Cessez-le-feu unilatéral
La question d’une éventuelle dissidence de la guérilla se pose. Les FARC ont une fois encore réclamé un cessez-le-feu bilatéral. Ni la droite dure, menée par l’ex-président Alvaro Uribe (2002-2010), ni les militaires ne veulent en entendre parler. Ils mettent en doute la volonté de paix des FARC et craignent que les guérilleros n’en profitent pour se consolider militairement.
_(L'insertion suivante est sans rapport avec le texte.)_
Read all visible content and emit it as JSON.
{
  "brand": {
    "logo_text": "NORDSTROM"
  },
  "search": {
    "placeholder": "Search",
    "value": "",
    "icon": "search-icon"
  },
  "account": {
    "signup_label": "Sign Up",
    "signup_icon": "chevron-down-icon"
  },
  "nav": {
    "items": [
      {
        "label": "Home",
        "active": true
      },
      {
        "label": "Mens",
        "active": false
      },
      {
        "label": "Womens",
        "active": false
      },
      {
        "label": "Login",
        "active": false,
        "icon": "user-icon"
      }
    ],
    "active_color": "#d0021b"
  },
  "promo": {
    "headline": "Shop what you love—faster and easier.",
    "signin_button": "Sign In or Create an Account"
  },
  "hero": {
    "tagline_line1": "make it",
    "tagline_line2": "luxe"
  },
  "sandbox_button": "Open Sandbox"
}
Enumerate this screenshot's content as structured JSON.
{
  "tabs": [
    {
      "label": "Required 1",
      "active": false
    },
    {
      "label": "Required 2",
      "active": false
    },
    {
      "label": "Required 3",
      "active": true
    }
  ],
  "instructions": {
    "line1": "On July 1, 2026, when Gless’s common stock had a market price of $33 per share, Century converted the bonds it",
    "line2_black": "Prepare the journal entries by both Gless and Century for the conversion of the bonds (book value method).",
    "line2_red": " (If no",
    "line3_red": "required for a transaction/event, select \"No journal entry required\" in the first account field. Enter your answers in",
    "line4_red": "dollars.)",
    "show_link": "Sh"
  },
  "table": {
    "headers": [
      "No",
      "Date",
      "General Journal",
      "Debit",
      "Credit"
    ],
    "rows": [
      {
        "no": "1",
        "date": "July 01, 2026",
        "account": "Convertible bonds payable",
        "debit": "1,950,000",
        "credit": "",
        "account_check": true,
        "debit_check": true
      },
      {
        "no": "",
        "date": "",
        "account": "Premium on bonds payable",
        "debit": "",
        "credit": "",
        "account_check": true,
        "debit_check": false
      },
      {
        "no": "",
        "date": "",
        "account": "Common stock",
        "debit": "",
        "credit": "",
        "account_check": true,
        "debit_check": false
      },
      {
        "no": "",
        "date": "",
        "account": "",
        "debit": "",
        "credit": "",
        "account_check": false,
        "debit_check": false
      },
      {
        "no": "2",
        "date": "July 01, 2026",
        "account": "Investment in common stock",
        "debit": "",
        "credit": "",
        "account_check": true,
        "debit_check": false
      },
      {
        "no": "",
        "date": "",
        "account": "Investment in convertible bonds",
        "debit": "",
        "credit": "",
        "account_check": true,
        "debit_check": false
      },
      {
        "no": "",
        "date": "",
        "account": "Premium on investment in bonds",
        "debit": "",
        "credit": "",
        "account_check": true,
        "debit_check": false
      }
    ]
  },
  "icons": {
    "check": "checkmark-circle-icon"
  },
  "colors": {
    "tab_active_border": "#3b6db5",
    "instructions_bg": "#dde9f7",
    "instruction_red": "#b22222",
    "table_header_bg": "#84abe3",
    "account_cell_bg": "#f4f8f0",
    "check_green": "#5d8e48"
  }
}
La mort des dix soldats fournit des arguments aux détracteurs du processus de paix.
Sur les réseaux sociaux, la rage contre les FARC déferle. « La paix de Santos, c’est l’extermination de nos forces armées », a tweeté M. Uribe, aujourd’hui sénateur. Pour son collègue Carlos Galan, il faut fixer un ultimatum aux FARC, car, souligne-t-il, « les négociations ne peuvent pas durer indéfiniment ». Les responsables politiques de la majorité se prennent à espérer que la crise du moment et la reprise des bombardements pousseront la guérilla à accélérer le rythme de négociations. Mais le chemin s’annonce difficile. « Avec la mort des soldats, la confiance entre les parties et l’espoir dans le processus de paix ont reculé », résume Fabrizio Hochschild, représentant des Nations unies en Colombie.